所提出的方法也与文献中大多数成熟的方法进行了全面的比较,结果见表4。从表4中可以看出,所提出的基于ViT的方法优于文献中记录的所有最新相关的最先进的研究。通过ViT获得良好效果的主要原因可归因于基于注意的机制。通过基于多头注意力的机制,该模型能够以比CNN和LSTM或手工机器学习算法更好、更快的方式捕捉和记忆情绪随时间的发展。值得注意的是,本研究的结果与大多数已建立的通过EEG信号进行情绪分类的研究工作的观察结果一致,即较小的样本比较大的样本表现得更好。
4.结论
In this paper, we investigated two experimental setups i.e., image generated through CWT and Raw Signal for EEG based emotion recognition with Vision Transformers (ViT).The ViT yielded good results with the publicly available DEAP dataset with an accuracy of 97% and 95.75% for valence and arousal in the Image Formed through CWT experiment with Coif5 mother wavelet. On the other hand, an accuracy of 99.4% and 99.1% for valence and arousal in the Raw EEG signal experiment, thereby outperforming the existing state-of-the-art methods. One of the main reasons for the exceptional performance of ViT is the attention-based mechanism, due to which it is able to capture and retain more relevant information than the conventional CNNs’ and LSTMs’. Both the experiments conducted also confirmed that smaller sized samples are more optimal for capturing the emotions, as they yield a higher classification accuracy than others. Furthermore, ViTs are more computationally faster than other neural networks for similar tasks, which makes them more suitable for real time analysis tasks.

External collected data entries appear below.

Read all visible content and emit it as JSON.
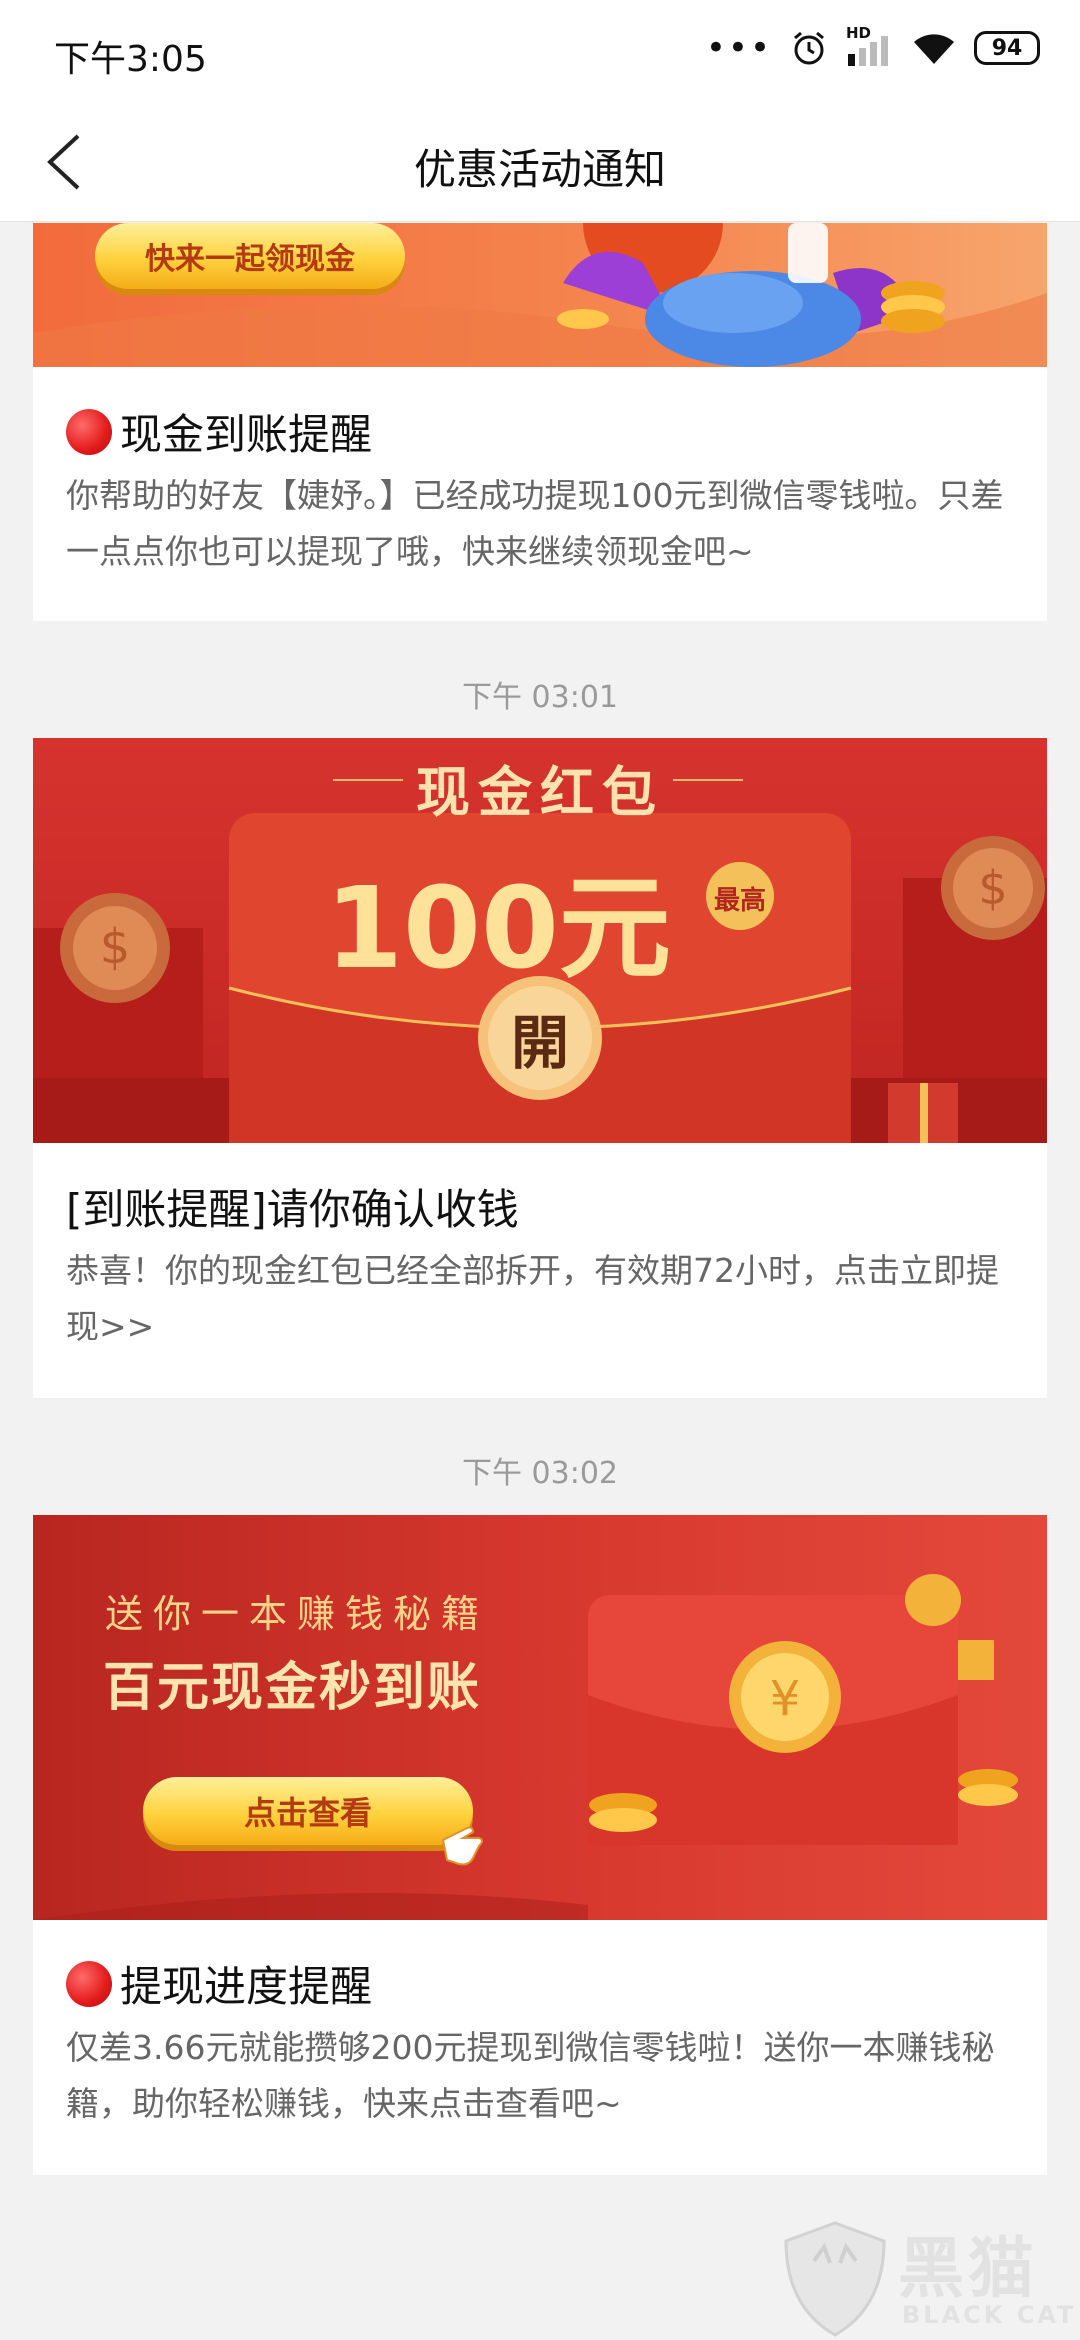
{
  "status_bar": {
    "time": "下午3:05",
    "network_badge": "HD",
    "battery": "94"
  },
  "header": {
    "title": "优惠活动通知"
  },
  "messages": [
    {
      "banner_button": "快来一起领现金",
      "title": "现金到账提醒",
      "body": "你帮助的好友【婕妤。】已经成功提现100元到微信零钱啦。只差一点点你也可以提现了哦，快来继续领现金吧~"
    },
    {
      "timestamp": "下午 03:01",
      "banner_heading": "现金红包",
      "banner_amount": "100元",
      "banner_badge": "最高",
      "banner_open": "開",
      "title": "[到账提醒]请你确认收钱",
      "body": "恭喜！你的现金红包已经全部拆开，有效期72小时，点击立即提现>>"
    },
    {
      "timestamp": "下午 03:02",
      "banner_line1": "送你一本赚钱秘籍",
      "banner_line2": "百元现金秒到账",
      "banner_button": "点击查看",
      "title": "提现进度提醒",
      "body": "仅差3.66元就能攒够200元提现到微信零钱啦！送你一本赚钱秘籍，助你轻松赚钱，快来点击查看吧~"
    }
  ],
  "watermark": {
    "name": "黑猫",
    "subtitle": "BLACK CAT"
  },
  "colors": {
    "accent_red": "#d9312b",
    "gold": "#ffd23d",
    "background": "#f2f2f2"
  }
}
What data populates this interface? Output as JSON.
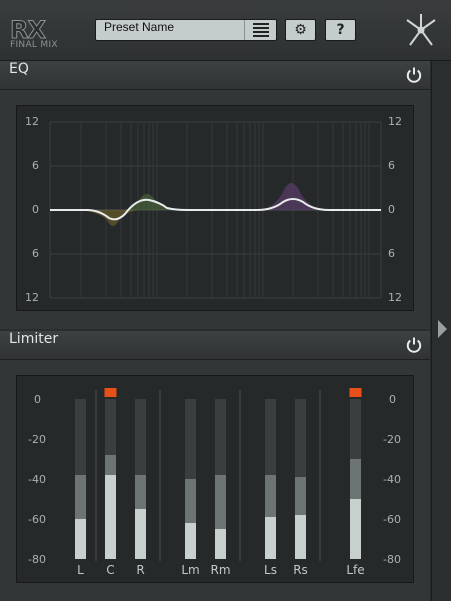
{
  "header": {
    "logo_main": "RX",
    "logo_sub": "FINAL MIX",
    "preset_name": "Preset Name",
    "settings_label": "⚙",
    "help_label": "?"
  },
  "eq": {
    "title": "EQ",
    "y_ticks_left": [
      "12",
      "6",
      "0",
      "6",
      "12"
    ],
    "y_ticks_right": [
      "12",
      "6",
      "0",
      "6",
      "12"
    ]
  },
  "limiter": {
    "title": "Limiter",
    "scale_left": [
      "0",
      "-20",
      "-40",
      "-60",
      "-80"
    ],
    "scale_right": [
      "0",
      "-20",
      "-40",
      "-60",
      "-80"
    ],
    "clip_color": "#e8501a"
  },
  "chart_data": {
    "type": "bar",
    "categories": [
      "L",
      "C",
      "R",
      "Lm",
      "Rm",
      "Ls",
      "Rs",
      "Lfe"
    ],
    "series": [
      {
        "values": [
          -60,
          -38,
          -55,
          -62,
          -65,
          -59,
          -58,
          -50
        ]
      },
      {
        "values": [
          -38,
          -28,
          -38,
          -40,
          -38,
          -38,
          -39,
          -30
        ]
      }
    ],
    "clip": [
      false,
      true,
      false,
      false,
      false,
      false,
      false,
      true
    ],
    "ylim": [
      -80,
      0
    ]
  }
}
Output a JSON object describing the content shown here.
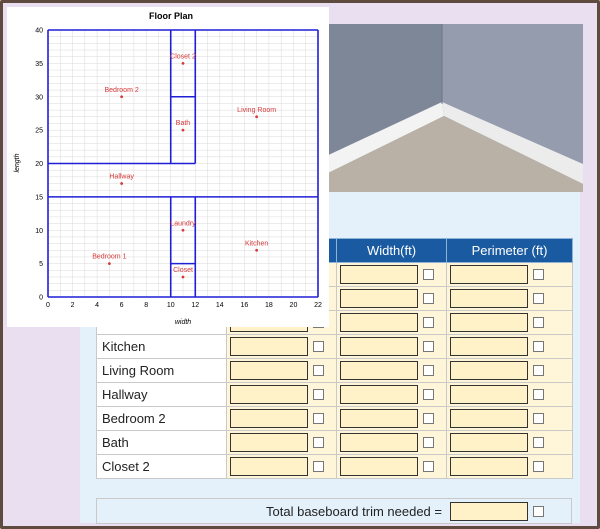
{
  "plot": {
    "title": "Floor Plan",
    "xlabel": "width",
    "ylabel": "length",
    "xticks": [
      "0",
      "2",
      "4",
      "6",
      "8",
      "10",
      "12",
      "14",
      "16",
      "18",
      "20",
      "22"
    ],
    "yticks": [
      "0",
      "5",
      "10",
      "15",
      "20",
      "25",
      "30",
      "35",
      "40"
    ],
    "rooms": [
      {
        "label": "Closet 2",
        "x": 11,
        "y": 35
      },
      {
        "label": "Bedroom 2",
        "x": 6,
        "y": 30
      },
      {
        "label": "Living Room",
        "x": 17,
        "y": 27
      },
      {
        "label": "Bath",
        "x": 11,
        "y": 25
      },
      {
        "label": "Hallway",
        "x": 6,
        "y": 17
      },
      {
        "label": "Laundry",
        "x": 11,
        "y": 10
      },
      {
        "label": "Kitchen",
        "x": 17,
        "y": 7
      },
      {
        "label": "Bedroom 1",
        "x": 5,
        "y": 5
      },
      {
        "label": "Closet",
        "x": 11,
        "y": 3
      }
    ],
    "walls": [
      [
        [
          0,
          0
        ],
        [
          22,
          0
        ]
      ],
      [
        [
          0,
          40
        ],
        [
          22,
          40
        ]
      ],
      [
        [
          0,
          0
        ],
        [
          0,
          40
        ]
      ],
      [
        [
          22,
          0
        ],
        [
          22,
          40
        ]
      ],
      [
        [
          0,
          15
        ],
        [
          22,
          15
        ]
      ],
      [
        [
          0,
          20
        ],
        [
          12,
          20
        ]
      ],
      [
        [
          10,
          0
        ],
        [
          10,
          15
        ]
      ],
      [
        [
          12,
          0
        ],
        [
          12,
          15
        ]
      ],
      [
        [
          10,
          20
        ],
        [
          10,
          40
        ]
      ],
      [
        [
          12,
          20
        ],
        [
          12,
          40
        ]
      ],
      [
        [
          10,
          5
        ],
        [
          12,
          5
        ]
      ],
      [
        [
          10,
          30
        ],
        [
          12,
          30
        ]
      ]
    ],
    "colors": {
      "wall": "#1f1fd6",
      "label": "#d43a3a",
      "grid": "#d9d9d9"
    }
  },
  "table": {
    "headers": [
      "",
      "",
      "Width(ft)",
      "Perimeter (ft)"
    ],
    "rows": [
      "",
      "",
      "",
      "Kitchen",
      "Living Room",
      "Hallway",
      "Bedroom 2",
      "Bath",
      "Closet 2"
    ]
  },
  "total_label": "Total baseboard trim needed ="
}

Future work involves a thorough comparison of various compression/ encoding schemes as input to ViT as well as an approach to identify the most influential EEG channels and also quantify the influence of the time-segment which resulted in the highest attention score particularly in raw EEG signal experiments.
在本文中,我们研究了两种实验设置,即通过CWT和原始信号生成图像,用于基于脑电的视觉变形(ViT)情感识别。利用Coif5母小波CWT实验生成的图像,ViT在公开的DEAP数据集上取得了较好的结果,其效价和唤醒的准确率分别为97%和95.75%。另一方面,在原始EEG信号实验中,效价和唤醒的准确率分别达到99.4%和99.1%,优于现有的最先进的方法。ViT性能优异的主要原因之一是基于注意的机制,因此它比传统的cnn和lstm能够捕获和保留更多的相关信息。进行的两个实验也证实,较小的样本更适合捕捉情绪,因为它们的分类准确率高于其他的方法。此外,vit在处理类似任务时比其他神经网络的计算速度更快,这使得它更适合于实时分析任务。未来的工作包括全面比较作为ViT输入的各种压缩/编码方案,以及确定最具影响力的EEG通道的方法,并量化导致最高注意力得分的时间段的影响,特别是在原始EEG信号实验中。